When I talk about tea time – tea time – someone still turns up their noses. It seems to be old, outdated and stuff for bored women who don’t work. I can guarantee you that this is not the case and that as in everything you need passion, commitment and the desire to amaze yourself first of all. I like to reiterate that all this must be done for oneself because I deeply believe in it as selfish as I am. Yes, because I am not ashamed to always admit that my selfish component is rooted and strong. It does not mean that it goes to harm – or at least not voluntarily – who I love but I force myself in some ways to remember. Remember me.
I love to place the napkins and choose the tea, decide what to serve, how to match and the teapot that will be the protagonist. I love kettles, so much so that I have them everywhere, whether they are electric or cooker. If I ever had to choose the thing that most represents me, I would have no doubts and it is the teapot. I dream of a house that bursts with teapots and if you know me I mean: that it bursts even more. There is never enough space for the teapots and there is never too much what I dedicate to them. I look at them as if they were bags, I love them and I always choose carefully and I can’t stop dreaming of that Ritz. At that moment. Which I got to tell you here.

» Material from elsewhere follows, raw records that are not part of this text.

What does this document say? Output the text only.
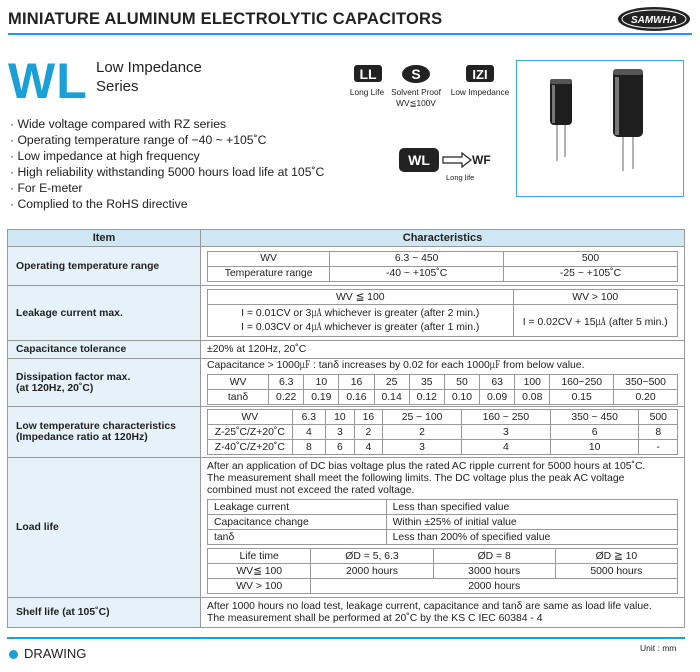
MINIATURE ALUMINUM ELECTROLYTIC CAPACITORS	SAMWHA
WL Low Impedance
Series
LL
Long Life
S
Solvent Proof
WV≦100V
IZI
Low Impedance
· Wide voltage compared with RZ series
· Operating temperature range of −40 ~ +105˚C
· Low impedance at high frequency
· High reliability withstanding 5000 hours load life at 105˚C
· For E-meter
· Complied to the RoHS directive
WL	WF
Long life
Item	Characteristics
Operating temperature range	
WV	6.3 ~ 450	500
Temperature range	-40 ~ +105˚C	-25 ~ +105˚C

Leakage current max.	
WV ≦ 100	WV > 100

I = 0.01CV or 3㎂ whichever is greater (after 2 min.)
I = 0.03CV or 4㎂ whichever is greater (after 1 min.)	I = 0.02CV + 15㎂ (after 5 min.)

Capacitance tolerance	±20% at 120Hz, 20˚C

Dissipation factor max.
(at 120Hz, 20˚C)

Capacitance > 1000㎌ : tanδ increases by 0.02 for each 1000㎌ from below value.
WV	6.3	10	16	25	35	50	63	100	160~250	350~500
tanδ	0.22	0.19	0.16	0.14	0.12	0.10	0.09	0.08	0.15	0.20

Low temperature characteristics
(Impedance ratio at 120Hz)

WV	6.3	10	16	25 ~ 100	160 ~ 250	350 ~ 450	500
Z-25˚C/Z+20˚C	4	3	2	2	3	6	8
Z-40˚C/Z+20˚C	8	6	4	3	4	10	-

Load life	
After an application of DC bias voltage plus the rated AC ripple current for 5000 hours at 105˚C.
The measurement shall meet the following limits. The DC voltage plus the peak AC voltage
combined must not exceed the rated voltage.
Leakage current	Less than specified value
Capacitance change	Within ±25% of initial value
tanδ	Less than 200% of specified value
Life time	ØD = 5, 6.3	ØD = 8	ØD ≧ 10
WV≦ 100	2000 hours	3000 hours	5000 hours
WV > 100	2000 hours

Shelf life (at 105˚C)	
After 1000 hours no load test, leakage current, capacitance and tanδ are same as load life value.
The measurement shall be performed at 20˚C by the KS C IEC 60384 - 4
DRAWING	Unit : mm
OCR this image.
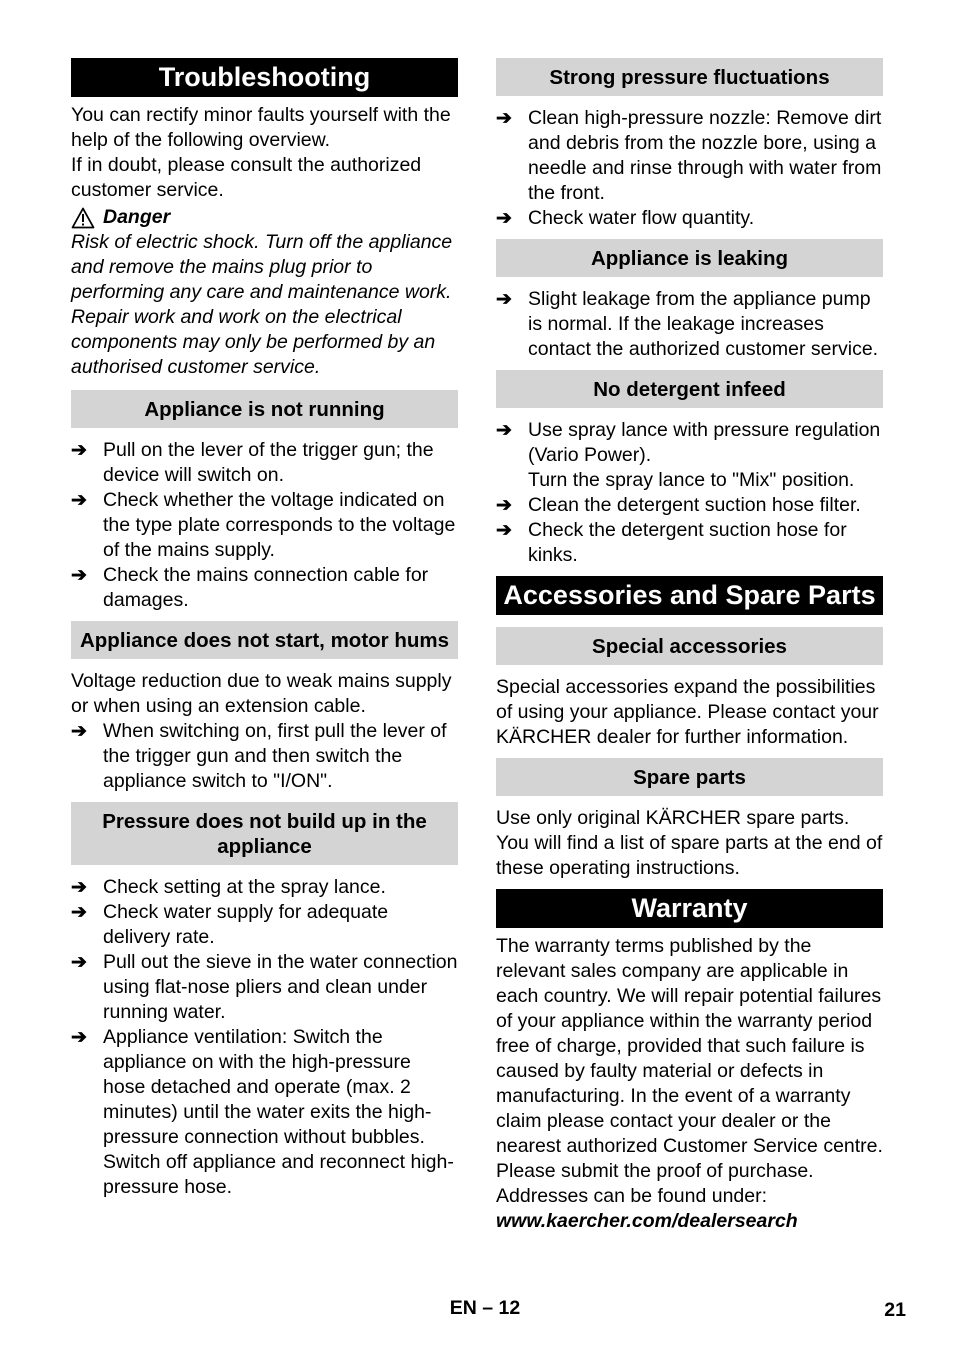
Troubleshooting

You can rectify minor faults yourself with the help of the following overview.

If in doubt, please consult the authorized customer service.

Danger

Risk of electric shock. Turn off the appliance and remove the mains plug prior to performing any care and maintenance work.

Repair work and work on the electrical components may only be performed by an authorised customer service.

Appliance is not running
➔ Pull on the lever of the trigger gun; the device will switch on.
➔ Check whether the voltage indicated on the type plate corresponds to the voltage of the mains supply.
➔ Check the mains connection cable for damages.
Appliance does not start, motor hums

Voltage reduction due to weak mains supply or when using an extension cable.

➔ When switching on, first pull the lever of the trigger gun and then switch the appliance switch to "I/ON".
Pressure does not build up in the appliance
➔ Check setting at the spray lance.
➔ Check water supply for adequate delivery rate.
➔ Pull out the sieve in the water connection using flat-nose pliers and clean under running water.
➔ Appliance ventilation: Switch the appliance on with the high-pressure hose detached and operate (max. 2 minutes) until the water exits the high-pressure connection without bubbles. Switch off appliance and reconnect high-pressure hose.
Strong pressure fluctuations
➔ Clean high-pressure nozzle: Remove dirt and debris from the nozzle bore, using a needle and rinse through with water from the front.
➔ Check water flow quantity.
Appliance is leaking
➔ Slight leakage from the appliance pump is normal. If the leakage increases contact the authorized customer service.
No detergent infeed
➔ Use spray lance with pressure regulation (Vario Power).
Turn the spray lance to "Mix" position.
➔ Clean the detergent suction hose filter.
➔ Check the detergent suction hose for kinks.
Accessories and Spare Parts
Special accessories

Special accessories expand the possibilities of using your appliance. Please contact your KÄRCHER dealer for further information.

Spare parts

Use only original KÄRCHER spare parts.

You will find a list of spare parts at the end of these operating instructions.

Warranty

The warranty terms published by the relevant sales company are applicable in each country. We will repair potential failures of your appliance within the warranty period free of charge, provided that such failure is caused by faulty material or defects in manufacturing. In the event of a warranty claim please contact your dealer or the nearest authorized Customer Service centre.

Please submit the proof of purchase.

Addresses can be found under:

www.kaercher.com/dealersearch
EN – 12	21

The salmon and cucumber sandwiches. The memory of Downton Abbey, which was one of the very few series that I am passionate about and that I have loved, of the crime stories of Christie and of that Victorian setting, which I think there is no longer any need to emphasize, makes my heart beat faster. In my office, which I hope you will soon be able to see because in a few days I will shoot the video with Guido, the cousin architect and genius who supported me and who continues to support me because the surprises are not over, in addition to the living room and kitchen in full Victorian style, slightly revisited there is also a corner with small small chess pieces that alternate and chase each other. There will be my tea room; that defining a room is excessive but. Micro tea room. I am looking for a three-legged table that I have in mind and I could design it (and maybe it will end up like this even if I would like to buy it antiques because I want it to have life inside and not to be born with me) and armchairs perhaps of the same color as the Ritz , otherwise the upholsterer will take care of it. I want to lock myself in there and sip Rooibos. I want to estrange myself and live in another time. Take refuge and make up for that time.
Tea, I will never stop repeating it, like herbal tea or infusion has a very important meditative power that is wrong to underestimate. As it is not organizing a tea with friends or simply with those you love. Also for dinner, you know? You can sip teas, perhaps low in caffeine, and delight in sweet and savory sandwiches, biscuits, muffins and quiches. This year I really want to organize tea with only the women in my life. Some will be missing because they are far from this triangle in the middle of the sea but in that case there is something even stronger than the presence: the memory.
And the memory is very often evoked thanks to the help of tea. A long time ago I told you about my teas with dad twenty years ago now. Of the After Eight. Laughter and even sandwiches. Everything mixes and lasts. It never fades. And sometimes my rational mind, staring at the bottom of a tea, begins to waver because it almost seems to really come to life. You almost begin to see letters and chapters in your life.
Exactly six days to a birthday that scares me. Because every year that passes it scares me more and more. I’m not ready maybe. But I will definitely be with a good meditation cup in hand. Today I propose to you these very fragrant ginger braids that were written in the Sacred notebook of Bodrum, so find somewhere. They always like them very much and I hope you can tell me the same.
So, what do you think? Do you organize a special tea this Christmas too?
The elevation is from the (I believe) continuing Ikea catalog
The teapot is from many years ago and I don’t remember at all. I think I physically bought it at Coin
The cups are Pip
The milk jug and the saucer are from Maisons du Monde, a fairly dated collection
150 grams of flour
75 grams of wholemeal flour
1 teaspoon of baking powder
15 grams of powdered ginger (half if you want it to feel less because 15 is a little)
125 grams of soft ointment butter
70 grams of whole cane sugar
30 grams of chopped walnuts
1 lightly beaten egg
pinch of salt
Sift the wholemeal and white flour together. Add the yeast and a pinch of salt. Add the butter at room temperature, very creamy, and then add the sugar and nuts. Work for a while, add the egg and continue working. By hand or with the robot. The ball must be perfectly smooth. Wrap it in cling film and leave in the fridge for at least 30 minutes.